Ask anyone who has experienced a significant health crisis- their ideas about their body likely changed. Or someone whose family fell apart- their ideas about their future are different. Someone who has experienced the loss of property- they know what they miss the most. In the crisis, you learn that a lot of what seemed so important before is worthless in the after.
But what we don’t let go of: the people we love. The people who are with us in the storm. The people who we can help. As the sailors and prisoners alike gather together for breakfast on that 14th morning, they become a community. They are held together in this moment that very much points back to the Lord’s Supper- another meal that takes place right in the middle of crisis. Paul knows that everything else is going to be destroyed- and it’s all expendable. What he doesn’t let go of is his receptiveness to God’s intervention. He doesn’t let go of his faith. He believes in the angel’s message. And he also takes the opportunity to be an encourager and support to everyone else. Even in the storm, we have choices and opportunities.
In this passage, we really don’t hear much about God or faith. This is a story about sailing in storms, not so much a theological treatise. But in Paul’s experience and in the way he gathers everyone for a meal, we are reminded that there is the opportunity to pause, to give thanks, to share, and to remember. And in so doing, this does become a moment of learning to find connection and faith and encouragement even in the worst moments.
This summer we’ve heard so many wonderful stories from people in our congregation and beyond (and we will hear two more before we leave this series). I was thinking this week about how these stories, these testimonies have been food for me and for you too, I pray. When we gather together to give thanks for our stories and break down the walls that divide us and the walls that we hide behind, when we share our stories, and remember, we feed one another. We are fed. When we give ourselves to one another in real and meaningful ways, we often give what is needed to survive one more day in the storm. What a gift it has been to share in these stories and be fed by one another.
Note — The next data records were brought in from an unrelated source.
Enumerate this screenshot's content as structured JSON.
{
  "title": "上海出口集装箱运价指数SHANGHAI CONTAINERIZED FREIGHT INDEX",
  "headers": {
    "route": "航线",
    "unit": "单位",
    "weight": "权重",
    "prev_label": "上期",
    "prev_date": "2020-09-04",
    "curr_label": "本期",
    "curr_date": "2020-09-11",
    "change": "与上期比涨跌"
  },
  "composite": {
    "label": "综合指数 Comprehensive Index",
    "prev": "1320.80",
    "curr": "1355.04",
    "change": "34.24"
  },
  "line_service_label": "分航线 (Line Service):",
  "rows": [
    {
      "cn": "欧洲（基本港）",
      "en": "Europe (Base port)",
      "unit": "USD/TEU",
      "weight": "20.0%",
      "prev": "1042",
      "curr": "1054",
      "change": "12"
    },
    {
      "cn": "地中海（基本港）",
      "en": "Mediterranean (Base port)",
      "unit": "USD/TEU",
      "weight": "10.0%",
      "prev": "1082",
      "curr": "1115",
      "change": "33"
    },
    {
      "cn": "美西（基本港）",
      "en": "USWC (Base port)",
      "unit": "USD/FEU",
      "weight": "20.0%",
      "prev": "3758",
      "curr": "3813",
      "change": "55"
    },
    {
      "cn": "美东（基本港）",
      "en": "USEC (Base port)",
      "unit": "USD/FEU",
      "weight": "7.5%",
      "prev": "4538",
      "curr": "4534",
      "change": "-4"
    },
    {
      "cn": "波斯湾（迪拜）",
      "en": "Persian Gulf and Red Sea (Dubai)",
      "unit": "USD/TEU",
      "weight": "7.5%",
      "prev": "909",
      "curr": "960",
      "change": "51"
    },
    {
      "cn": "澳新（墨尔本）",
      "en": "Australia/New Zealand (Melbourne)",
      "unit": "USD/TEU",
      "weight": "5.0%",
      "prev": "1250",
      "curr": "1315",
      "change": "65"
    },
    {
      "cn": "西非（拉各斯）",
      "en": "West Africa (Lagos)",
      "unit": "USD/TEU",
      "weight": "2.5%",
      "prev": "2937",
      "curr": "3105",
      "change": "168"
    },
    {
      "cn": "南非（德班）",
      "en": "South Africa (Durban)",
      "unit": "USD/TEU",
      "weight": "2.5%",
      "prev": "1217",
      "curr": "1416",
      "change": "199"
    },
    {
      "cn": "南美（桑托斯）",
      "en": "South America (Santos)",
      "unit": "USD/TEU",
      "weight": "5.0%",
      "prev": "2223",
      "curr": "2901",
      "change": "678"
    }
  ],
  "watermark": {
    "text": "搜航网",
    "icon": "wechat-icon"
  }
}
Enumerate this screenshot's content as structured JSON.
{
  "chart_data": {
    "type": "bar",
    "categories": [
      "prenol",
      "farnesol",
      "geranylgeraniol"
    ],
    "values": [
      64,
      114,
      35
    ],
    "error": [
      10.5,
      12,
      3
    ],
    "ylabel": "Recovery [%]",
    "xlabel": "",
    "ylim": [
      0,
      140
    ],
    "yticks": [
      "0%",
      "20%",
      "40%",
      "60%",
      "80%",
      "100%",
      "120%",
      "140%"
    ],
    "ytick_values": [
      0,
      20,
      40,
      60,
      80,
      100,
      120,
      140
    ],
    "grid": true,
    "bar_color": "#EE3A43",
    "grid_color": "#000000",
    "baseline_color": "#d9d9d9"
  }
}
Friends, the storms have come, they are here now for some of us, and they will continue to come. And even then, even in starless night of a cloudy sky, when the wind throws us around and the rain lashes across our faces, when the waves threaten to topple us, we are not alone. Even then, we trust just as Paul came to trust, that suffering produces endurance, and endurance produces character, and character produces hope. And hope does not disappoint us. May it be so. Amen.